Asked by Stuart Bishop

I have scheduled offsite backups of my repository, but the backups seem needlessly large. What parts of the repository is it safe to exclude from backups? At the moment I'm exluding .bzr/repository/obsolete_packs/* but was wondering if all those indexes or other parts are needed too, and I'd rather not find out the hard way that I've been overzealous.

Question information

Language:
English Edit question
Status:
Solved
For:
Bazaar Edit question
Assignee:
No assignee Edit question
Solved by:
John A Meinel
Solved:
Last query:
Last reply:
Revision history for this message
Best John A Meinel (jameinel) said :
#1

The files in .bzr/obsolete-packs/* .bzr/upload/* can be ignored.

Probably the size of the backups is due to auto-packing. In that we may combine smaller packs into a larger one, which would cause that data to get re-written to the backup.

I would probably recommend that you manually run "bzr pack" to create one large pack, which will be unlikely to change any-time soon.

I would *not* recommend that you run "bzr pack" manually after that, as it will regenerate a single large pack, which means the whole history gets stored back to your backup tapes.

The indexes are needed.

Technically, you probably don't have to copy the stuff in .bzr/repository/lock/* but there shouldn't be a lot there anyway.
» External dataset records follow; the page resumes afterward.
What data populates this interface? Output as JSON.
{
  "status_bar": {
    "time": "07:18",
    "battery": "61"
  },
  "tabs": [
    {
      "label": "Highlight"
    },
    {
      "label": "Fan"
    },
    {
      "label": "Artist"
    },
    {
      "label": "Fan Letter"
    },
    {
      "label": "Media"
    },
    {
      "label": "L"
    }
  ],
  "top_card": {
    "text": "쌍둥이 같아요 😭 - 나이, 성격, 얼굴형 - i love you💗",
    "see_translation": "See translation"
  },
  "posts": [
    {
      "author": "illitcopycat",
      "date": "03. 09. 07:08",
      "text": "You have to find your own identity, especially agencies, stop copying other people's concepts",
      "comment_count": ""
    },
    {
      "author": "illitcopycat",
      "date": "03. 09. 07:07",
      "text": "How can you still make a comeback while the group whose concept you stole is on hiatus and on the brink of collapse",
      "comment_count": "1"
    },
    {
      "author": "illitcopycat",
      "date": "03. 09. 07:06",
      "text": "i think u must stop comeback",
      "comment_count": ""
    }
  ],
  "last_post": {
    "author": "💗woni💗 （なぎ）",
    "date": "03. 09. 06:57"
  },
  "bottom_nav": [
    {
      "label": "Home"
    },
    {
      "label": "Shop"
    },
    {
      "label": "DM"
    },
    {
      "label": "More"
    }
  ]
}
If you have stuff in .bzr/repository/upload, that is a sign of a lot of interrupted connections. (Push part way, ^C, etc.) Things should only be there until the upload finishes, and then they are moved into .bzr/packs/*

It is also possible to get unreferenced packs in .bzr/packs/*. When adding a new pack, or repacking existing one. We put the new data in upload, move the new pack into place, update the pack-names file, and then rename the old packs out of the way. If you ^C at any time in that path, it is possible to leave data behind that is not referenced. (No corruption, but just extra data.)
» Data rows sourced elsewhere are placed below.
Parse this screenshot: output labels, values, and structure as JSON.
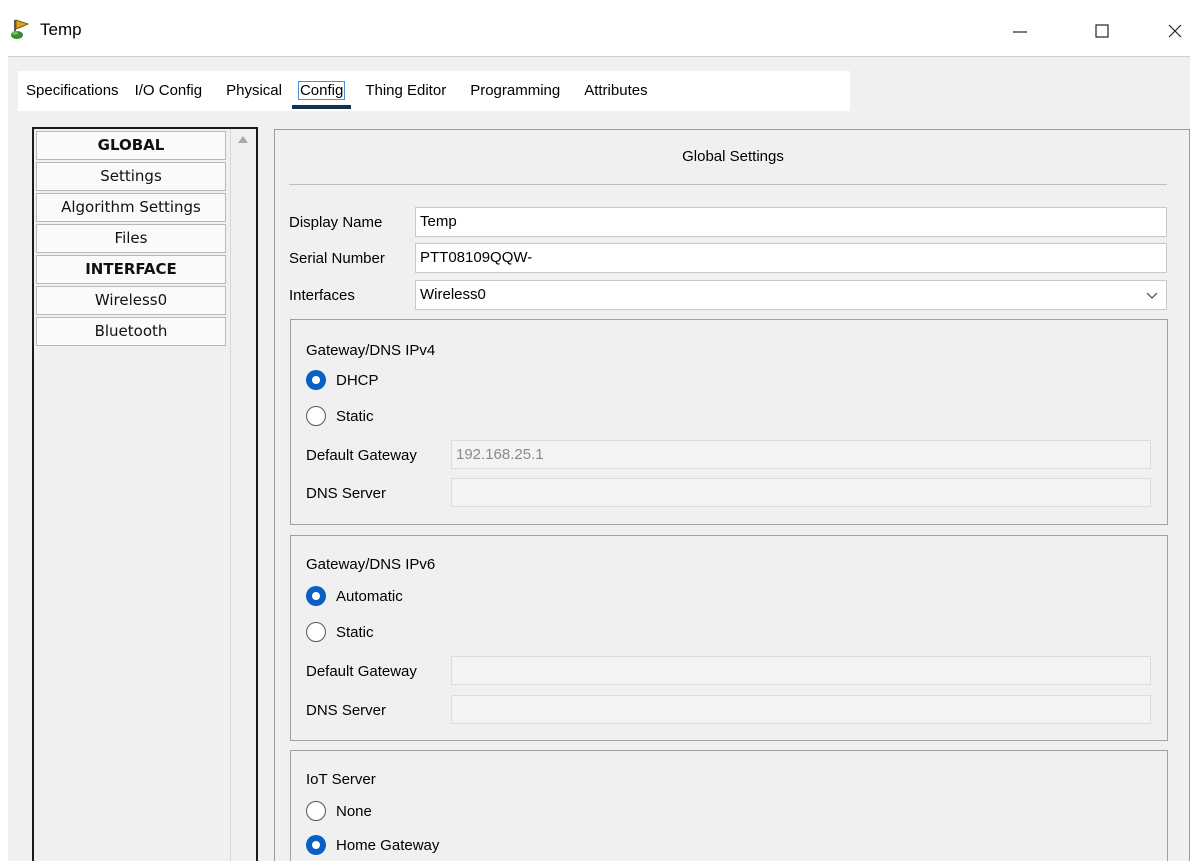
{
  "window": {
    "title": "Temp",
    "icon": "packet-tracer-thing-icon",
    "controls": {
      "minimize": "minimize-icon",
      "maximize": "maximize-icon",
      "close": "close-icon"
    }
  },
  "tabs": [
    {
      "label": "Specifications",
      "active": false
    },
    {
      "label": "I/O Config",
      "active": false
    },
    {
      "label": "Physical",
      "active": false
    },
    {
      "label": "Config",
      "active": true
    },
    {
      "label": "Thing Editor",
      "active": false
    },
    {
      "label": "Programming",
      "active": false
    },
    {
      "label": "Attributes",
      "active": false
    }
  ],
  "sidebar": {
    "items": [
      {
        "label": "GLOBAL",
        "header": true
      },
      {
        "label": "Settings",
        "header": false
      },
      {
        "label": "Algorithm Settings",
        "header": false
      },
      {
        "label": "Files",
        "header": false
      },
      {
        "label": "INTERFACE",
        "header": true
      },
      {
        "label": "Wireless0",
        "header": false
      },
      {
        "label": "Bluetooth",
        "header": false
      }
    ]
  },
  "panel": {
    "title": "Global Settings",
    "display_name": {
      "label": "Display Name",
      "value": "Temp"
    },
    "serial_number": {
      "label": "Serial Number",
      "value": "PTT08109QQW-"
    },
    "interfaces": {
      "label": "Interfaces",
      "value": "Wireless0"
    },
    "ipv4": {
      "title": "Gateway/DNS IPv4",
      "options": [
        {
          "label": "DHCP",
          "selected": true
        },
        {
          "label": "Static",
          "selected": false
        }
      ],
      "default_gateway": {
        "label": "Default Gateway",
        "value": "192.168.25.1"
      },
      "dns_server": {
        "label": "DNS Server",
        "value": ""
      }
    },
    "ipv6": {
      "title": "Gateway/DNS IPv6",
      "options": [
        {
          "label": "Automatic",
          "selected": true
        },
        {
          "label": "Static",
          "selected": false
        }
      ],
      "default_gateway": {
        "label": "Default Gateway",
        "value": ""
      },
      "dns_server": {
        "label": "DNS Server",
        "value": ""
      }
    },
    "iot_server": {
      "title": "IoT Server",
      "options": [
        {
          "label": "None",
          "selected": false
        },
        {
          "label": "Home Gateway",
          "selected": true
        }
      ]
    }
  },
  "colors": {
    "accent": "#0a5fc4",
    "tab_underline": "#12304f",
    "background": "#f0f0f0"
  }
}
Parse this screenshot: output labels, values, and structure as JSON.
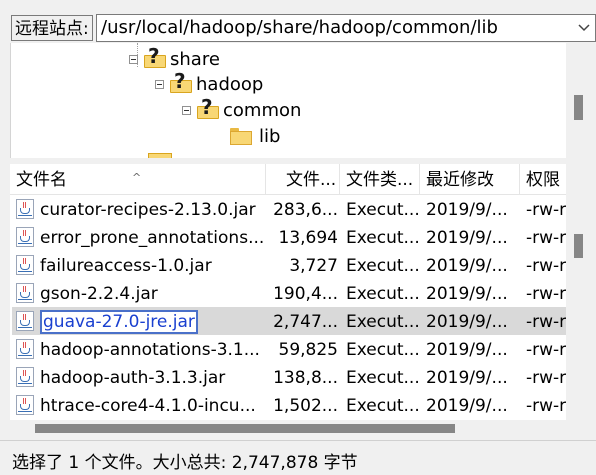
{
  "remote_site": {
    "label": "远程站点:",
    "path": "/usr/local/hadoop/share/hadoop/common/lib"
  },
  "tree": {
    "nodes": [
      {
        "label": "share",
        "icon": "question-folder-icon"
      },
      {
        "label": "hadoop",
        "icon": "question-folder-icon"
      },
      {
        "label": "common",
        "icon": "question-folder-icon"
      },
      {
        "label": "lib",
        "icon": "folder-icon"
      }
    ]
  },
  "file_list": {
    "columns": {
      "name": "文件名",
      "size": "文件...",
      "type": "文件类...",
      "modified": "最近修改",
      "perm": "权限"
    },
    "sort_indicator": "^",
    "rows": [
      {
        "name": "curator-recipes-2.13.0.jar",
        "size": "283,6...",
        "type": "Execut...",
        "modified": "2019/9/...",
        "perm": "-rw-r"
      },
      {
        "name": "error_prone_annotations...",
        "size": "13,694",
        "type": "Execut...",
        "modified": "2019/9/...",
        "perm": "-rw-r"
      },
      {
        "name": "failureaccess-1.0.jar",
        "size": "3,727",
        "type": "Execut...",
        "modified": "2019/9/...",
        "perm": "-rw-r"
      },
      {
        "name": "gson-2.2.4.jar",
        "size": "190,4...",
        "type": "Execut...",
        "modified": "2019/9/...",
        "perm": "-rw-r"
      },
      {
        "name": "guava-27.0-jre.jar",
        "size": "2,747...",
        "type": "Execut...",
        "modified": "2019/9/...",
        "perm": "-rw-r",
        "selected": true
      },
      {
        "name": "hadoop-annotations-3.1...",
        "size": "59,825",
        "type": "Execut...",
        "modified": "2019/9/...",
        "perm": "-rw-r"
      },
      {
        "name": "hadoop-auth-3.1.3.jar",
        "size": "138,8...",
        "type": "Execut...",
        "modified": "2019/9/...",
        "perm": "-rw-r"
      },
      {
        "name": "htrace-core4-4.1.0-incu...",
        "size": "1,502...",
        "type": "Execut...",
        "modified": "2019/9/...",
        "perm": "-rw-r"
      }
    ]
  },
  "status": {
    "text": "选择了 1 个文件。大小总共: 2,747,878 字节"
  }
}
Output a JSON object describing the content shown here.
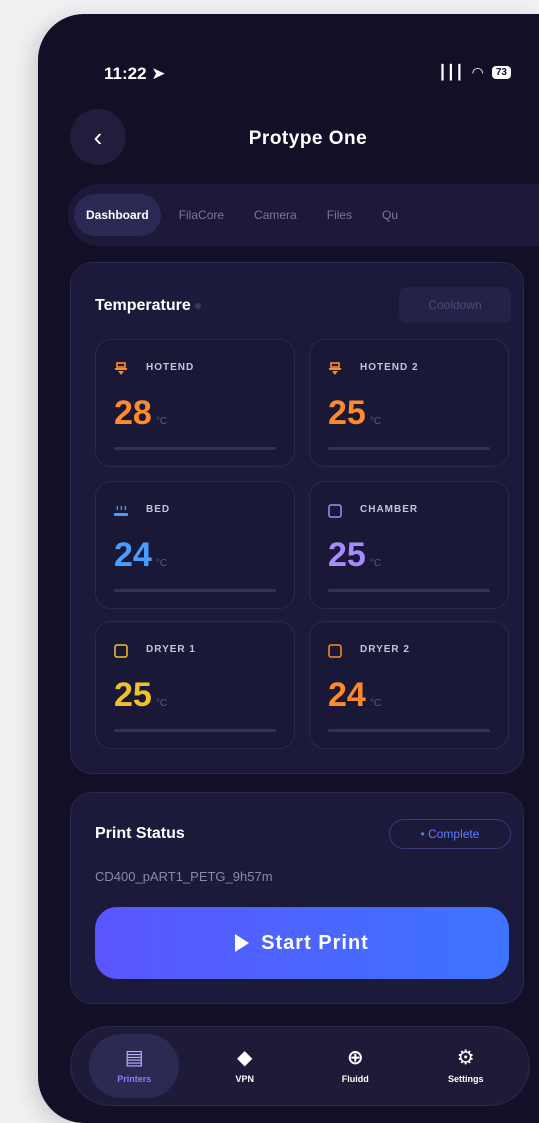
{
  "status_bar": {
    "time": "11:22",
    "signal": "│││",
    "battery": "73"
  },
  "header": {
    "title": "Protype One"
  },
  "tabs": [
    {
      "label": "Dashboard"
    },
    {
      "label": "FilaCore"
    },
    {
      "label": "Camera"
    },
    {
      "label": "Files"
    },
    {
      "label": "Qu"
    }
  ],
  "temperature": {
    "title": "Temperature",
    "cooldown_label": "Cooldown",
    "unit": "°C",
    "tiles": [
      {
        "label": "HOTEND",
        "value": "28",
        "color": "#ff8a2b",
        "icon": "hotend-icon"
      },
      {
        "label": "HOTEND 2",
        "value": "25",
        "color": "#ff8a2b",
        "icon": "hotend-icon"
      },
      {
        "label": "BED",
        "value": "24",
        "color": "#4a9dff",
        "icon": "bed-icon"
      },
      {
        "label": "CHAMBER",
        "value": "25",
        "color": "#a88bff",
        "icon": "chamber-icon"
      },
      {
        "label": "DRYER 1",
        "value": "25",
        "color": "#f1c12b",
        "icon": "dryer-icon"
      },
      {
        "label": "DRYER 2",
        "value": "24",
        "color": "#ff8a2b",
        "icon": "dryer-icon"
      }
    ]
  },
  "print_status": {
    "title": "Print Status",
    "status": "• Complete",
    "file_name": "CD400_pART1_PETG_9h57m",
    "start_label": "Start Print"
  },
  "nav": [
    {
      "label": "Printers",
      "icon": "printer-icon",
      "glyph": "▤"
    },
    {
      "label": "VPN",
      "icon": "shield-icon",
      "glyph": "◆"
    },
    {
      "label": "Fluidd",
      "icon": "globe-icon",
      "glyph": "⊕"
    },
    {
      "label": "Settings",
      "icon": "gear-icon",
      "glyph": "⚙"
    }
  ]
}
We don't (currently) have a bzr command to check and prune that sort of thing out, though I could work with you on it.

(Basically, the filenames in .bzr/repository/pack-names are the only ones we reference, so anything else in .bzr/repository/packs or .bzr/repository/indices, and anything in .bzr/repository/upload)

Revision history for this message
John A Meinel (jameinel) said :
#2

I want to make it clear that these are only really true if there is no active commit/update/push/pull happening. During an active operation there will be files in .bzr/upload/*. Deleting them should just abort the current action, though.

Revision history for this message
Stuart Bishop (stub) said :
#3

Thanks John A Meinel, that solved my question.